The district began discussing flagship programs in each of the school zones — named after each high school and made up of elementary, middle and high schools — nearly two years ago.
District officials held meetings at school campuses and conducted an online survey to determine what subject each zone wanted to specialize in with the goal of attracting more students to Newport-Mesa schools, administrators said.
The highest demand overall in the survey was for math and science fields, with 21% of respondents requesting a focus related to science, technology, engineering or math.
Corona del Mar's two proposed flagship programs are an international academy, which would focus on foreign language development and social science courses, and a performing arts and multimedia academy, which would have pathways for art, dance, drama, instrumental and choral, said Principal Kathy Scott.
"We realized that we offer a lot of great courses, but it's not very focused," she said. "This aligns students on a track that gets them to a particular destination."
Estancia's flagship, E-Tech High, would feature an engineering and design academy focused on construction technology, a biomedical academy focused on preparing students for a medical career and an animation academy, which would boast a digital media arts program, said Principal Kirk Bauermeister.
"Students will graduate with a competitive academic resume for admission into nationally and internationally recognized schools," he said.
Costa Mesa and Newport Harbor would incorporate programs they currently offer into their flagships.
Costa Mesa would expand its Delta program, which focuses on math, science and technology. The school's current program is made up of about 300 high-achieving math and science students in seventh through 10th grades, said Principal Phil D'Agostino.
The Delta program would also include a foreign language element.
The school would also continue to develop its Academy of Creative Expression, or ACE program, to give students a conservatory experience in music and performing arts as well as visual arts, he said.
"We're really going to be focusing on expanding into the elementary level," he said. "Delta and ACE are things we already do. We think they're strong, they work and we need to expand."

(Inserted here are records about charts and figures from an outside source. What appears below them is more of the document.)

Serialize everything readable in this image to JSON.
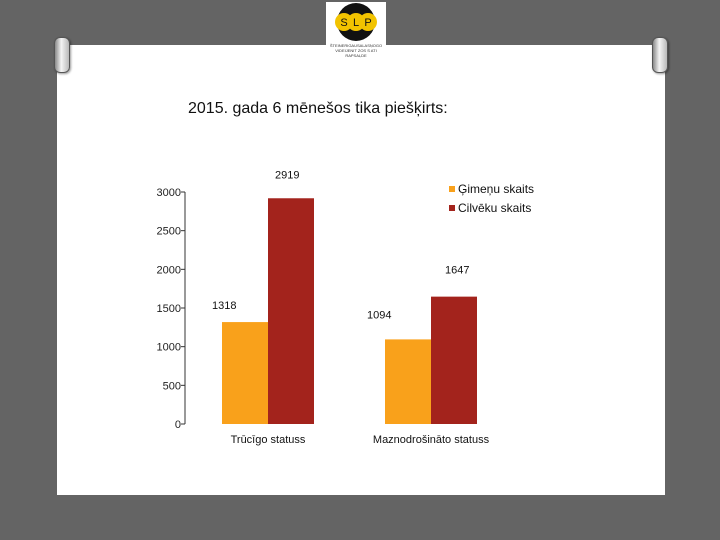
{
  "colors": {
    "background": "#646464",
    "series1": "#f9a11b",
    "series2": "#a3231c"
  },
  "logo": {
    "letters": [
      "S",
      "L",
      "P"
    ],
    "caption": [
      "ŠTEINERIGAUSALASŅOGO",
      "VIDEIJENIT ZOS S ATI",
      "RAPSAĻDE"
    ]
  },
  "slide": {
    "title": "2015. gada 6 mēnešos tika piešķirts:"
  },
  "chart_data": {
    "type": "bar",
    "title": "",
    "categories": [
      "Trūcīgo statuss",
      "Maznodrošināto statuss"
    ],
    "series": [
      {
        "name": "Ģimeņu skaits",
        "values": [
          1318,
          1094
        ]
      },
      {
        "name": "Cilvēku skaits",
        "values": [
          2919,
          1647
        ]
      }
    ],
    "ylim": [
      0,
      3000
    ],
    "yticks": [
      "0",
      "500",
      "1000",
      "1500",
      "2000",
      "2500",
      "3000"
    ],
    "grid": false,
    "legend": "top-right",
    "data_labels": [
      "1318",
      "2919",
      "1094",
      "1647"
    ]
  }
}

Newport Harbor administrators plan to expand the school's International Baccalaureate for Academics and Arts program, which is a two-year course of study for juniors and seniors that builds around the theory of knowledge — a college level seminar — a student-designed community service project and a research project. Students in the program also pursue college-level work in English, a second language, history, math, science and an elective.
International Baccalaureate courses often come with college credit or they are used for determining college placement. If approved and certified by the International Baccalaureate foundation, the Newport Harbor zone would have the only International Baccalaureate program in Orange County, said Principal Sean Boulton.
Many trustees expressed excitement about the flagship presentations. However, funding for the programs and training remains uncertain. Cost projections ran as high as millions of dollars.
Trustee Katrina Foley suggested that the flagship idea be brought back to the board as part of budget planning for next year.
"It's very important to some of our communities that we have something that we can implement, not just words on a page," she said.
The board will also need to decide whether it would allow students to transfer to different schools based on which flagship program interests them, said Supt. Fred Navarro.
Currently, students who want to attend a school outside their zone are granted permission by the district through a lottery system. It's unclear whether the process would remain the same.
Navarro envisions the board having another study session in the next several months to discuss the flagships.
Costa Mesa High School: Students would choose between the Delta program and the Academy of Creative Expression (ACE).
Estancia High School: An engineering and design academy, a bio-medical academy and an animation academy would be offered.
Corona del Mar High School: Students would choose between an international academy and a performing arts and multimedia academy.
Newport Harbor High School: Students would be able to participate in the International Baccalaureate for Academics and Arts program.